The centre for religious (and social) Newboyne life, for approximately a century and a half, was this imposing c1875 St Peter’s Anglican Church, one of the most striking and elegant churches of the township. This building replaced an earlier c1850 frame structure. The appealing photo reveals the church, shed for horses, with the cemetery and stone vault ( for storage of caskets during the winter months when the ground was frozen) located across the road: a reminder of the once important role of the Anglican church in the rural Newboyne community (in 2017 the church was deconsecrated with a subsequent sale to a private owner). The cohesiveness of community was completed with a brick one room school (now also closed) situated on an adjacent lot.
Oliver’s Ferry, now known as Rideau Ferry, is situated on a narrow channel between Lower and Big Rideau lakes on the Rideau Canal system.
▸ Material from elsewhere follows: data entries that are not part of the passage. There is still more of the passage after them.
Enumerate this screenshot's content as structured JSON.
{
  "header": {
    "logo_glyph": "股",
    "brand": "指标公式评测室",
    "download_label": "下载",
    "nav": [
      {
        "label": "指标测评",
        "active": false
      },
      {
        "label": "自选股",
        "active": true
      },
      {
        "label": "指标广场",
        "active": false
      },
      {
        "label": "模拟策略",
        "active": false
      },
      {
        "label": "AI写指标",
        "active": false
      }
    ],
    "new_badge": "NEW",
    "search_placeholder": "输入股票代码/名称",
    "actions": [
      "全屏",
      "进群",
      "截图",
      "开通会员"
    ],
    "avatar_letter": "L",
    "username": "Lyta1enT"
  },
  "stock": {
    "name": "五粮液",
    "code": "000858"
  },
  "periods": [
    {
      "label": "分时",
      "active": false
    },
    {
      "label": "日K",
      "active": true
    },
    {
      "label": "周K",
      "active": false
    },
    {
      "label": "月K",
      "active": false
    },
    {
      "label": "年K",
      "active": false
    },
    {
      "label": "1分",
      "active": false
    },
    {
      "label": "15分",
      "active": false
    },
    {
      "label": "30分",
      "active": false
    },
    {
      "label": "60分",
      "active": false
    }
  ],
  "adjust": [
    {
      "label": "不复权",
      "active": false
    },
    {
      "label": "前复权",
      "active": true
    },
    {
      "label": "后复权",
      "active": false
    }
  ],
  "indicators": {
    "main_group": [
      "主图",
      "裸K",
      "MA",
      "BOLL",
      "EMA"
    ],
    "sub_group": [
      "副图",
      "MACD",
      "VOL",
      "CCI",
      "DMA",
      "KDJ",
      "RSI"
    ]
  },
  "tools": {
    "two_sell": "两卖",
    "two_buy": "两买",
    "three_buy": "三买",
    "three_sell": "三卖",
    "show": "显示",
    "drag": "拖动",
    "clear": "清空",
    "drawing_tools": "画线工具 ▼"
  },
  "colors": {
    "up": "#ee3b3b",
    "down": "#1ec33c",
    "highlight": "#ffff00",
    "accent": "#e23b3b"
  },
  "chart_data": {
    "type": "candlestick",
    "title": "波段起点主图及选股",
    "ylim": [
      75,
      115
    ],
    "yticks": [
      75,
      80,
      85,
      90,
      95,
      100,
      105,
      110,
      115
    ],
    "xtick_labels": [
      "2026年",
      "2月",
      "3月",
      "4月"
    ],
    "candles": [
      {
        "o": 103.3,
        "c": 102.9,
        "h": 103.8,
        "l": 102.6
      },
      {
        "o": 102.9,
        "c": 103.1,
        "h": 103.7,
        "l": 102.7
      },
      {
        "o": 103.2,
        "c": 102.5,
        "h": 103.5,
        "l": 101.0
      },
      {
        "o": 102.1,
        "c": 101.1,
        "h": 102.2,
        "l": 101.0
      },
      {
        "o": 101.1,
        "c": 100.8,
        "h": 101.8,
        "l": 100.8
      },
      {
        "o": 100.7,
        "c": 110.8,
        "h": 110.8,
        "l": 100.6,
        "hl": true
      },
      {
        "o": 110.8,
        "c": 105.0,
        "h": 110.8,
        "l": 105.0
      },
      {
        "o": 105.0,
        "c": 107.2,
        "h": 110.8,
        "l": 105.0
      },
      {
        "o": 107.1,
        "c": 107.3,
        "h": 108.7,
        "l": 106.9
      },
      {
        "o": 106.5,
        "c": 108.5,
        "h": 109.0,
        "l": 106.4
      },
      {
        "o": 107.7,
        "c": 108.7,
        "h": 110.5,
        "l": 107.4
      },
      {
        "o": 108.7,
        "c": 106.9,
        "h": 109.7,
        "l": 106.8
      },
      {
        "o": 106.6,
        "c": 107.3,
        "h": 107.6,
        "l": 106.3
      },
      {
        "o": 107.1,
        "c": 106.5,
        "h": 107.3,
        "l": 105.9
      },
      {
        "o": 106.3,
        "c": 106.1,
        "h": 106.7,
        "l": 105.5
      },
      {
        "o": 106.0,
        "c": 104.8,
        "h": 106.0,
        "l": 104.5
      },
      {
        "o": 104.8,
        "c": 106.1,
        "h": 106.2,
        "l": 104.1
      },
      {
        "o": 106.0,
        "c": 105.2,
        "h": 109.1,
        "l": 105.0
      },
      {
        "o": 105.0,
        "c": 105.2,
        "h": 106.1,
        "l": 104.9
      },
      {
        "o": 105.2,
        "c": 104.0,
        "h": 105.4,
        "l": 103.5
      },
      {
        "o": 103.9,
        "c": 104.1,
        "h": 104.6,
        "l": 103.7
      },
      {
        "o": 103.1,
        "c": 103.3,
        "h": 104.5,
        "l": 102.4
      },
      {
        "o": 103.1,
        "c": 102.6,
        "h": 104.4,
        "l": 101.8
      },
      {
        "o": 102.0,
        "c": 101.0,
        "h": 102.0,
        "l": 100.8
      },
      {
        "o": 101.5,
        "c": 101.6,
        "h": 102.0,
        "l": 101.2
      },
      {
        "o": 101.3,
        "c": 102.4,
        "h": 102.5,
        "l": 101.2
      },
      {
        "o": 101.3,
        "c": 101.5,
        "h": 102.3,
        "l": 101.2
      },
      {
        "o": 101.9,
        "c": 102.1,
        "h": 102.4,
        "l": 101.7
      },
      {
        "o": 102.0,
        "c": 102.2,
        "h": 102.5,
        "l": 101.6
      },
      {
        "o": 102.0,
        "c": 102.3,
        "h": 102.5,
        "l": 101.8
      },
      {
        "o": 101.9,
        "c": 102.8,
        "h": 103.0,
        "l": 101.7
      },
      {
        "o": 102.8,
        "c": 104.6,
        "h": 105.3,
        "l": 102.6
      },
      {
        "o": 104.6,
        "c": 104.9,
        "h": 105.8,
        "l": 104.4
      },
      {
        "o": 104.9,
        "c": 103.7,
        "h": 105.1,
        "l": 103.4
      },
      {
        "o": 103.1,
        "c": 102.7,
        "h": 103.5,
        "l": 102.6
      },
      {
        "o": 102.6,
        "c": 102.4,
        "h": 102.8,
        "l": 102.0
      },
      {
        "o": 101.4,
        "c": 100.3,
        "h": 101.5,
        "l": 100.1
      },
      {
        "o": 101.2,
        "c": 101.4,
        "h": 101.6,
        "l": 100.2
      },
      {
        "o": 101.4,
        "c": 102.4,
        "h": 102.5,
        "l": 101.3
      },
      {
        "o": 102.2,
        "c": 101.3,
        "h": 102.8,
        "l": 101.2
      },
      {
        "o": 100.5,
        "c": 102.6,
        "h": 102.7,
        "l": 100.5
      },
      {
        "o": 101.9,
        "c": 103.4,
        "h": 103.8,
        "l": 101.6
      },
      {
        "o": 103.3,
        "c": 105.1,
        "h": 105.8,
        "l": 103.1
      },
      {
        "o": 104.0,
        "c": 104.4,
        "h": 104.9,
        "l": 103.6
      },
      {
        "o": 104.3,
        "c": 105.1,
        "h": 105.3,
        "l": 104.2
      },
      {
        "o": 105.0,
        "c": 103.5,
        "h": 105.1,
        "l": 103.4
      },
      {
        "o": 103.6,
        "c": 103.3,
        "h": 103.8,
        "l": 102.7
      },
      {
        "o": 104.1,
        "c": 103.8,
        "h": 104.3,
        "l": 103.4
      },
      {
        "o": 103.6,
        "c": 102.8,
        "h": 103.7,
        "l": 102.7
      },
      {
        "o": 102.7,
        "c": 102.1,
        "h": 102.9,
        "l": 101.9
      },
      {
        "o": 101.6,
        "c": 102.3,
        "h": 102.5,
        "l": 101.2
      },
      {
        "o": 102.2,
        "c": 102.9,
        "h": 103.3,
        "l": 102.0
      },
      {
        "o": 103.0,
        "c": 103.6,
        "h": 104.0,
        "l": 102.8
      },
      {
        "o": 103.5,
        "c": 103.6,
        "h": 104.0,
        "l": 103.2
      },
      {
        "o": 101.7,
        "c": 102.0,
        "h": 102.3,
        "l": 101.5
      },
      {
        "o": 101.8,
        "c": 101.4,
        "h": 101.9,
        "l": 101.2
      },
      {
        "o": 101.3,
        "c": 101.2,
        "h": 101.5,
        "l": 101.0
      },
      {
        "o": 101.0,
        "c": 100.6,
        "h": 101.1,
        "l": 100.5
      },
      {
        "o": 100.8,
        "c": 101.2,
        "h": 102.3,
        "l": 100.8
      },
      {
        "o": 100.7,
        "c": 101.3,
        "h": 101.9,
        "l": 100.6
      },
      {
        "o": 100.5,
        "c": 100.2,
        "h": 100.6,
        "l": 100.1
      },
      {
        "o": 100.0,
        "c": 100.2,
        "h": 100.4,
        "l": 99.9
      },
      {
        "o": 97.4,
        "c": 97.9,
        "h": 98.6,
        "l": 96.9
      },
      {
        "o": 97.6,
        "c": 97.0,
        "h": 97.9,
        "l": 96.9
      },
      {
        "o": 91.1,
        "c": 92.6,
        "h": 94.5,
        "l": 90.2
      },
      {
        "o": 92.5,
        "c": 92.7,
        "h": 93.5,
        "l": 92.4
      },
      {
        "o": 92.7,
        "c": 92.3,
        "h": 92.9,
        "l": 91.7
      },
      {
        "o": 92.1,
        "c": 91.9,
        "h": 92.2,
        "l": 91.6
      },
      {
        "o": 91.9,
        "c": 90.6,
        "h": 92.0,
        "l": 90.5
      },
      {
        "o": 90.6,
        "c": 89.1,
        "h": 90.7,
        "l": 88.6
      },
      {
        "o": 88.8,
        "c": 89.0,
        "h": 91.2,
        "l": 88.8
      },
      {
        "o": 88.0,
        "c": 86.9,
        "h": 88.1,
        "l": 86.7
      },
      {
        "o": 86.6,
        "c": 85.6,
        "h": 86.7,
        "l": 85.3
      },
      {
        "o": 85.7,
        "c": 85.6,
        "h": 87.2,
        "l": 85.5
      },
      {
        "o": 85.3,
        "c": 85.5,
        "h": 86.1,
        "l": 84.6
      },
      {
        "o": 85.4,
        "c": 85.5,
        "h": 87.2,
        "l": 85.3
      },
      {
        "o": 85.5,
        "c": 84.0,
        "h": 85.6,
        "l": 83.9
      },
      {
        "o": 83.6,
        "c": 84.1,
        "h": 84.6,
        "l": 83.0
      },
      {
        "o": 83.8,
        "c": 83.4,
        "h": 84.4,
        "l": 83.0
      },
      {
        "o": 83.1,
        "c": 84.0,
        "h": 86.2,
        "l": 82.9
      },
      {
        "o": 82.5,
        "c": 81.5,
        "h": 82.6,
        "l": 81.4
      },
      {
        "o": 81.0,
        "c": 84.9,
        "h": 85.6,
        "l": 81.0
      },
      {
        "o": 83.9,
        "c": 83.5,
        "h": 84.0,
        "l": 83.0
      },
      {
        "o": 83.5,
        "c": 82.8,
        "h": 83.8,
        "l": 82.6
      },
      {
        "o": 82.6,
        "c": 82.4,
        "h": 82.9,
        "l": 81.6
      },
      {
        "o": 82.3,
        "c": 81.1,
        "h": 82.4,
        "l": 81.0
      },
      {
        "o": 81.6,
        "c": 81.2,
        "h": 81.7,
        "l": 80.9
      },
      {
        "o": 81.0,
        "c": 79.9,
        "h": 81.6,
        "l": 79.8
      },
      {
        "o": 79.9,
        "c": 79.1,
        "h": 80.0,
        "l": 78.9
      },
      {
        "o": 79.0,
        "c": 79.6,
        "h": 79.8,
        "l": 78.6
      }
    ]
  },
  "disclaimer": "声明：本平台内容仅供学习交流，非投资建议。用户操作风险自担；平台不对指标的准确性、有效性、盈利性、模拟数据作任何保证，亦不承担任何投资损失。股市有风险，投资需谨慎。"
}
It is the narrowest crossing point between the locks at Poonamalie and Rideau Narrows. Today the village spans the crossing, and the south part is situated in Rideau Lakes township.
Otter Lake, on the south shore of the Rideau waterway, drains into Otter Creek which meanders over ten miles to the Rideau River. The lake is situated on a limestone plain which formed the bed of the western part of the Champlain Sea from approximately 13,000 to 10,000 years ago.
By 1806, the land that is now North Crosby and Newboro Ward had been surveyed and divided up into 10 concessions by 27 lots. It was called North Crosby Township. What became Salem was on the western edge, near the boundary with what is now Frontenac County. It saw its first settlers in the late 1820s.